The logic follows from the choux. A gougère is hollow and fragile, so it cannot take weight or a wet filling the way a baguette can: load it heavily and it collapses, soak it and it goes from crisp to limp. The successful version stays light, a soft savory filling that complements the cheese already in the shell rather than fighting it, a herbed fresh cheese, a thin slice of ham, a little mousse. The shell brings the richness and the crunch, so the filling's job is to add a note, not a second loud flavor. It is best soon after baking, while the choux still shatters at the first bite and the inside is dry rather than soft; a stale gougère loses the whole effect. This is a sandwich that lives at the bakery or the apéritif tray, sized for a bite or two, not for a packed lunch.
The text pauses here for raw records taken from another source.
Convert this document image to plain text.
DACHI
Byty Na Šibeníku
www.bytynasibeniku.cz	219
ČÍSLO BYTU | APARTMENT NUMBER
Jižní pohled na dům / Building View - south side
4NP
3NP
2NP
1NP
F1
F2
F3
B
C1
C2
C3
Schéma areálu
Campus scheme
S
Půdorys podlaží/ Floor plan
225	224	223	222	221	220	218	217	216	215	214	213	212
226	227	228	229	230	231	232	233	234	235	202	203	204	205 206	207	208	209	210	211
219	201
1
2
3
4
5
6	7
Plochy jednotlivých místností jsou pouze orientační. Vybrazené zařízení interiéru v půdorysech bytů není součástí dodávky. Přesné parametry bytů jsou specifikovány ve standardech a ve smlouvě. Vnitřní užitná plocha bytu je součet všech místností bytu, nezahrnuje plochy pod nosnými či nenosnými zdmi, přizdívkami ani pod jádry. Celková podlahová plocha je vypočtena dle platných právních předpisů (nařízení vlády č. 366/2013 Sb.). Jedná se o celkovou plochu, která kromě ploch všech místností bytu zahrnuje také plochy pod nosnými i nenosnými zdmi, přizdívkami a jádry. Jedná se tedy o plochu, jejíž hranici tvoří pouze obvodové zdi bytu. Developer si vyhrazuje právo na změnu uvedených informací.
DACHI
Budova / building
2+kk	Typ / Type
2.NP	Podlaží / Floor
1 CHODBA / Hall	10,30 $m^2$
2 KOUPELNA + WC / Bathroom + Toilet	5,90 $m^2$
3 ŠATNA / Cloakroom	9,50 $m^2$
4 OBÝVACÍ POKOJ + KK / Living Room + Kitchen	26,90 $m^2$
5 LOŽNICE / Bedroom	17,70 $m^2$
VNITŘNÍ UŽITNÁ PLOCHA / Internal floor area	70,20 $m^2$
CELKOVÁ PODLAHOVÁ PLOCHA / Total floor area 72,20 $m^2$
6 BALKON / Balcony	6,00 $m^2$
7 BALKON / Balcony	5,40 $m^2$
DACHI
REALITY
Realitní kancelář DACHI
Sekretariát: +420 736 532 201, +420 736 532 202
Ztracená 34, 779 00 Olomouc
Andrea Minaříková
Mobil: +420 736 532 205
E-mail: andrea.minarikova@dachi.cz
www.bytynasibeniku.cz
Variations stay inside the Burgundian register. A larger gougère baked as a single roll holds a fuller filling and eats closer to a proper split-roll sandwich; a gougère made with aged Comté deepens the savory base; a smear of soft cheese and herb inside doubles down on the dairy the shell already carries. Each is a recognizable adjustment of the same cheese-in-the-bread idea. It belongs with the cheese sandwiches the catalog groups under Baguette Fromage, and its specific contribution is a shell that is itself a cheese pastry, the rare sandwich where the dairy is baked into the structure rather than laid between it.